Let's add some further, plausible claims. Some things may be wrong to do due to some complex moral reasoning which shows that even though the action does not prima facie seem to harm anybody, nonetheless the action is wrong (contraception is like that). But some things are wrong for a very straightforward reason: they are wrong because of the clear and obvious harm they impose on the victim. Torture seems to be one of those things:
- Torture is wrong because of the harm imposed on the victim.

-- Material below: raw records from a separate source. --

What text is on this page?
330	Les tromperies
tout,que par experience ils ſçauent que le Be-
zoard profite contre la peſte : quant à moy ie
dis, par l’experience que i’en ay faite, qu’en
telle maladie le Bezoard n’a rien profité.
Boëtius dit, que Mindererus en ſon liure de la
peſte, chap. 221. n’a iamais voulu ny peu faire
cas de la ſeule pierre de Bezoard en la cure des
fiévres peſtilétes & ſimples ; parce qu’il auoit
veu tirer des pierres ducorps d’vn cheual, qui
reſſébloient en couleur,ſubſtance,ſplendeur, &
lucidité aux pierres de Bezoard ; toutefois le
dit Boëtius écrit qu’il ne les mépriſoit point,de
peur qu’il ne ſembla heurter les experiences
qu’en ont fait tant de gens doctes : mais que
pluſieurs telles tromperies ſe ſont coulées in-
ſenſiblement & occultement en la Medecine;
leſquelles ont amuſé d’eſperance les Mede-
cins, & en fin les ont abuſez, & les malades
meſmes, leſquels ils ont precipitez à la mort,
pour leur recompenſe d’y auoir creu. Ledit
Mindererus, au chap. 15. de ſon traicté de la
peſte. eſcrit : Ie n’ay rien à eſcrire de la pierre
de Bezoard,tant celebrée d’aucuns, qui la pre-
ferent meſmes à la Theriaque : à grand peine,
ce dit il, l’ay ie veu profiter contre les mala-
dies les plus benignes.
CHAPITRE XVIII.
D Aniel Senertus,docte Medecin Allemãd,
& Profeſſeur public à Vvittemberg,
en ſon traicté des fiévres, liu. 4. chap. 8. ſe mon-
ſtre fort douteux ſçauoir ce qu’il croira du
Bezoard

- If an action is wrong because of the harm imposed on the victim, then an action which imposes a greater harm under the same circumstances on the same victim will also be wrong.
- If a self-interestedly rational and well-informed person would prefer B to A, where B is harmful, then it would be more harmful for her to receive A instead of B.
- Some self-interestedly rational and well-informed persons would prefer some (perhaps moderate) instances of torture to a lifetime of taxation (at the level of U.S. income taxes) or to long-term incarceration.
I think (1)-(3) are correct. I also think (7) is true. We would not think that someone who endured severe pain for, say, 15 minutes in the course of escaping from a twenty-year jail sentence was self-interested irrational. According to some stuff I found online, the average American in 2004 paid $9377 in income taxes. If this amount were annually invested at 8% (which is I think fairly conservative for such a long-term investment), in 40 years, it would yield $2.4 million. We would not think that someone who ran through non-life-threatening but very painful flames in order to get to a treasure chest containing $2.4 million, even if the chest could only be opened in 40 years, would be irrational in so doing.
So, we need to reject (4), (5) or (6) to get out of the difficulty. Of these claims, I find (5) the most plausible. So that leaves (4) and (6) as candidates for rejection. I think (6) is a bit more plausible than (4), though I am suspicious of the whole concept of self-interested rationality. If so, then (4) should be rejected.
But if torture is not wrong because of the harm inflicted to the victim, what makes it wrong? I am inclined to say the following: It is wrong because to torture someone is unloving, and the duties of love are the whole of the moral law. And it is unloving not just because of the harm inflicted on the victim, because there is more to being loving than providing benefits and more to being unloving than inflicting harms. Love is a unitive relationship, and acts that are innately counter-unitive, such as torture, marital contraception, or lying (I am not putting them all on an equal moral footing—equally, they are wrong, but they are not equally wrong, if you get my drift), are also wrong.
A different way of rejecting (4) might be given by a Kantian.